Closed mrsuau627 closed 3 years ago

mrsuau627 commented 3 years ago

I'm in the process of translating an ASP.net MVC app using this framework and just came across my first translation scenario that I can't figure out.

We have an IdentityConfig that creates an ApplicationUserManager and sets the PasswordValidator object with our password requirements.

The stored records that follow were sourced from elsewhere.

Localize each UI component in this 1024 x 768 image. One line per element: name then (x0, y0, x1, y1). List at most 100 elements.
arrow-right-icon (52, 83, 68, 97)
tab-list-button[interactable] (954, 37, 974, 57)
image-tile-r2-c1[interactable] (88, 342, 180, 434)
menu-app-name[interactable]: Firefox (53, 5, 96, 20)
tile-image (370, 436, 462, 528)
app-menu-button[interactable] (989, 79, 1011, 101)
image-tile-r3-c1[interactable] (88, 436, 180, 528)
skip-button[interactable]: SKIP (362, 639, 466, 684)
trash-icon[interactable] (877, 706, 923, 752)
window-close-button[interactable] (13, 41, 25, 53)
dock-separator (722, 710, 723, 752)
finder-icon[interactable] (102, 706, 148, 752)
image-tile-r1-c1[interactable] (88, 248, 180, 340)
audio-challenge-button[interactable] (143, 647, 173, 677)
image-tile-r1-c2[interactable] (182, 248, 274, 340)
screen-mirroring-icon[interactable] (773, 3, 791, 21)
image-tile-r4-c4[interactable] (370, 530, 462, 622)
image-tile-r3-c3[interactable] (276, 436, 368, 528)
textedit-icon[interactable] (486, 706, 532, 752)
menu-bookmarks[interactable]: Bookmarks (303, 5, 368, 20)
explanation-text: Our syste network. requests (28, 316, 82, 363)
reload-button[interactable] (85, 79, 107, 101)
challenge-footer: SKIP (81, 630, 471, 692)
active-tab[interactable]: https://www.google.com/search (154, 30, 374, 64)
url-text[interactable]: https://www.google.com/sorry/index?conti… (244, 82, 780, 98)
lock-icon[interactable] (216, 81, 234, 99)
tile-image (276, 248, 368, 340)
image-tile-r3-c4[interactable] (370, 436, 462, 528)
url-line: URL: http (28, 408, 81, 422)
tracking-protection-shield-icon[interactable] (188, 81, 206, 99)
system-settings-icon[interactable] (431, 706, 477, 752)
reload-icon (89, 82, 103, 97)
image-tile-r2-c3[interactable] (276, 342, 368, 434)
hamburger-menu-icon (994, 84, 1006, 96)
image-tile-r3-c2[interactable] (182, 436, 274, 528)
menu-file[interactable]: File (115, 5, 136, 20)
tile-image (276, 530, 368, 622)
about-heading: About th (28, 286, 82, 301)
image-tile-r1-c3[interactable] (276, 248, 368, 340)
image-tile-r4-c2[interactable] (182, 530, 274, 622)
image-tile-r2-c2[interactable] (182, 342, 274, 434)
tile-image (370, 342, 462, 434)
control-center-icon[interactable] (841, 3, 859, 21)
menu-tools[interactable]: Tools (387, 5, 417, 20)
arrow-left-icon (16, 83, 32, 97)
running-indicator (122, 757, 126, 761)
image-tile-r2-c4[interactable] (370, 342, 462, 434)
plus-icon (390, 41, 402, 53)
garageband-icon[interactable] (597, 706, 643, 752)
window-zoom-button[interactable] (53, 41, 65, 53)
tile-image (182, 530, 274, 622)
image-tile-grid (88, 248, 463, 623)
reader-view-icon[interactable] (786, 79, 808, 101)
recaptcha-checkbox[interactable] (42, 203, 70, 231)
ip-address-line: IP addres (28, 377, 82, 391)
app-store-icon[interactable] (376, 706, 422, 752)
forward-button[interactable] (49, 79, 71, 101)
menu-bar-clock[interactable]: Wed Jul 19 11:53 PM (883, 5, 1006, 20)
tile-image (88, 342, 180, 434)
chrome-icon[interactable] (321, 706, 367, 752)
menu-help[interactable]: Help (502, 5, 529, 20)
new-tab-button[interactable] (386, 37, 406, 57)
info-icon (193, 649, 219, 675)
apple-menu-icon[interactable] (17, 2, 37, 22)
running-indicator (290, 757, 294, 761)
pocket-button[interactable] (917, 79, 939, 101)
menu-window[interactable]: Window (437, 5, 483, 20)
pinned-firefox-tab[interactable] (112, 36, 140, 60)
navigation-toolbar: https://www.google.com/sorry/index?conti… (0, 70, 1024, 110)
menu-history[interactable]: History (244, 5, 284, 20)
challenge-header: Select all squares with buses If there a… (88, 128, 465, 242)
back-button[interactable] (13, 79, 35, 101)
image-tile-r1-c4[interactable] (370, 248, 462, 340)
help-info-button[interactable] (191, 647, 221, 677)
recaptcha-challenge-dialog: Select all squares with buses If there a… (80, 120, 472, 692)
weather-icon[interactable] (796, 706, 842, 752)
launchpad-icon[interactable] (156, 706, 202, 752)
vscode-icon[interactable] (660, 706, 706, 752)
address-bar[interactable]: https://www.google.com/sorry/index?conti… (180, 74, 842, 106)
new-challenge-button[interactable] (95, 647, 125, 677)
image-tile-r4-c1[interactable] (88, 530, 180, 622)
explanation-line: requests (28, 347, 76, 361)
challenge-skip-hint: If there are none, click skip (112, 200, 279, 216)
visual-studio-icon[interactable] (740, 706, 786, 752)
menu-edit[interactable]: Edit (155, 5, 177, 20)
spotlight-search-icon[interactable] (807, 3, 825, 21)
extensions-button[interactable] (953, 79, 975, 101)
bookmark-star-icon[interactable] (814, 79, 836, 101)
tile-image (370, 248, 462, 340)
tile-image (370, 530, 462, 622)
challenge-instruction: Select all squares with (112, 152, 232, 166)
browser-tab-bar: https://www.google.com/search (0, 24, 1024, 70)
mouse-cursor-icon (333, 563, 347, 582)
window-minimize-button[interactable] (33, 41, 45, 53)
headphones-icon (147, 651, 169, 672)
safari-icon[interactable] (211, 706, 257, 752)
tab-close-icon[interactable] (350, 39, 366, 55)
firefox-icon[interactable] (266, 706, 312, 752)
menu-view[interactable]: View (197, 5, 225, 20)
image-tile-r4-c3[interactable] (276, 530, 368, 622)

For example:

            manager.PasswordValidator = new PasswordValidator
            {
                RequiredLength = 6,
                RequireNonLetterOrDigit = true,
                RequireDigit = true,
                RequireLowercase = true,
                RequireUppercase = true,
            };

Now, when a user goes to change their password, we call the UserManager.ChangePasswordAsync function. If they don't meet certain password requirements, that function returns errors such as "Passwords must be at least 6 characters. Passwords must have at least one digit ('0'-'9').". What would be the best way to translate these error messages?

turquoiseowl commented 3 years ago

If the ChangePasswordAsync method doesn't support localization, it's not going to be easy.

If it does however, then presumably it will either take a CultureInfo parameter or it will detect the ambient setting (Thread.CurrentThread.CurrentUICulture) which i18n should be setting automatically for you (by default).

mrsuau627 commented 3 years ago

It doesn't appear to support localization. Would my best bet be to trap the various error messages that are coming back and replace them with the brackets around them? Something like:

            switch (errorMessage)
            {
                case "Password must contain 6 characters.":
                    return "[[[Password must contain 6 characters.]]]";
                ... etc
            }

I've done something similar in a similar scenario, but was hoping that someone had already come across this issue before because it seems like it would be common if using Identity for authentication in an ASP.NET app.

turquoiseowl commented 3 years ago

Yes, I would agree, that is your best bet unfortunately.

mrsuau627 commented 3 years ago

I did end up taking this route and it worked out just fine. Thanks!